Mientras Agustín se va hundiendo más y más, entre borrachos y putas, siempre en pos de un amor que no llega, el lector va conociendo los recovecos del otro personaje, el doctor Velasco, un genio loco, que se había especializado en el difícil arte de embalsamar cadáveres. Su última gran hazaña en este trabajo la había realizado con el cadáver de su única hija Conchita, muerta de fiebres tifoideas y una sobredosis de medicación por él recetada. Había conseguido tal perfección en el embalsado que la chica incluso podía mover los brazos y piernas. Esto le permitía sentarla a la mesa cada vez que invitaba a almorzar al antiguo novio de la difunta…
Pero como ya he señalado antes, Luís Folgado no se limita a ofrecernos la biografía, más o menos novelada, de estos dos hombres de excepción. El libro bucea también en la vida nocturna del Madrid de entonces, en los adelantos de la ciencia fuera de España  –interesantísimo lo que nos cuenta de Faraday-, en el bandolerismo que infectaba las sierras de Andalucía, en la ignorancia del pueblo llano y el clero, en la corrupción y abusos de poder de los políticos de entonces que tanto se parecían a los de ahora. Valgan como ejemplo de esto último estas líneas que copio de la página 170:
“El trazado ferroviario estaba lleno de curvas innecesarias, diseñadas a capricho de gerifaltes locales que a su vez pretendían dar gusto a los caciques de la zona ilusionados con tener un ferrocarril a los pies de sus cotos de caza”.
El libro, aunque la mayor parte de su acción transcurre en Madrid, también tiene un capítulo que sucede en tierras granadinas, concretamente en Motril. Un Motril entrañable, de playas vírgenes y casas familiares, aún no hollado por promotores y arquitectos –faltaba casi un siglo para que estoas depredadores comenzaran a hacer de las suyas-, que en nada se parece al Motril actual.
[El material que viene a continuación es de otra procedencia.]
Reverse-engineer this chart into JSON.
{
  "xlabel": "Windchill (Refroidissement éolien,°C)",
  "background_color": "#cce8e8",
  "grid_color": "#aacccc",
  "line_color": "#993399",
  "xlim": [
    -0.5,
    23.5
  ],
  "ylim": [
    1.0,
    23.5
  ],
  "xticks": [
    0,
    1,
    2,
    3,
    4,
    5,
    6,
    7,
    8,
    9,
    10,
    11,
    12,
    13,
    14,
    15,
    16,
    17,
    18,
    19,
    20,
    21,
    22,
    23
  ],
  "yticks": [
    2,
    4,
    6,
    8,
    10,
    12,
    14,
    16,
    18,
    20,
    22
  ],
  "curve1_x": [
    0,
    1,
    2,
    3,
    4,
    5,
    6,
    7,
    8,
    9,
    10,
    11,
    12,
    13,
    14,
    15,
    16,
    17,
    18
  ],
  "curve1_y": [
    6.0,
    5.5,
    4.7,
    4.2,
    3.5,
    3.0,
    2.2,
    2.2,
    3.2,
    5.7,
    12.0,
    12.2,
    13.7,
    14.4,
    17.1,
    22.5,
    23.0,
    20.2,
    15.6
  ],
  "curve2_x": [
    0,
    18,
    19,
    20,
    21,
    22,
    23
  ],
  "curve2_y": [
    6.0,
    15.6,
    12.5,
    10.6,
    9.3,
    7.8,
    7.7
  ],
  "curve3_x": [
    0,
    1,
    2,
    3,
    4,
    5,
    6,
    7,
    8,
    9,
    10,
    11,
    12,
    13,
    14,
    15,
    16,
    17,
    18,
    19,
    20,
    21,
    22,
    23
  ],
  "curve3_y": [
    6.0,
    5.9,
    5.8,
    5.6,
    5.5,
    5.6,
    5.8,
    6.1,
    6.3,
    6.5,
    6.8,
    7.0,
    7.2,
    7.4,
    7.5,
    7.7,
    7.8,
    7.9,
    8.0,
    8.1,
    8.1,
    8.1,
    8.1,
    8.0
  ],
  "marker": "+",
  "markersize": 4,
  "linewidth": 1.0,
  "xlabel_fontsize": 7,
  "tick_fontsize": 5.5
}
No quiero terminar este comentario sin aludir al último atractivo de esta novela: la inclusión de ciertas expresiones, ayer muy corrientes y hoy casi muertas, que el autor siempre acompaña de la correspondiente explicación a pié de página. Valga de ejemplo “ir de picos pardos”. Ésta es la explicación:
Ir de juerga con mujeres de la vida licenciosa. Una ordenanza de Carlos III (siglo XVIII) obligaba a las meretrices a llevar faldas oscuras de cuatro picos. Éste parece ser el origen de la frase. Hay sin embargo otras versiones menos verosímiles.
Un libro, en suma, que nos ayuda a conocer un poco mejor nuestro pasado y, de soslayo, a comprender nuestro polémico presente.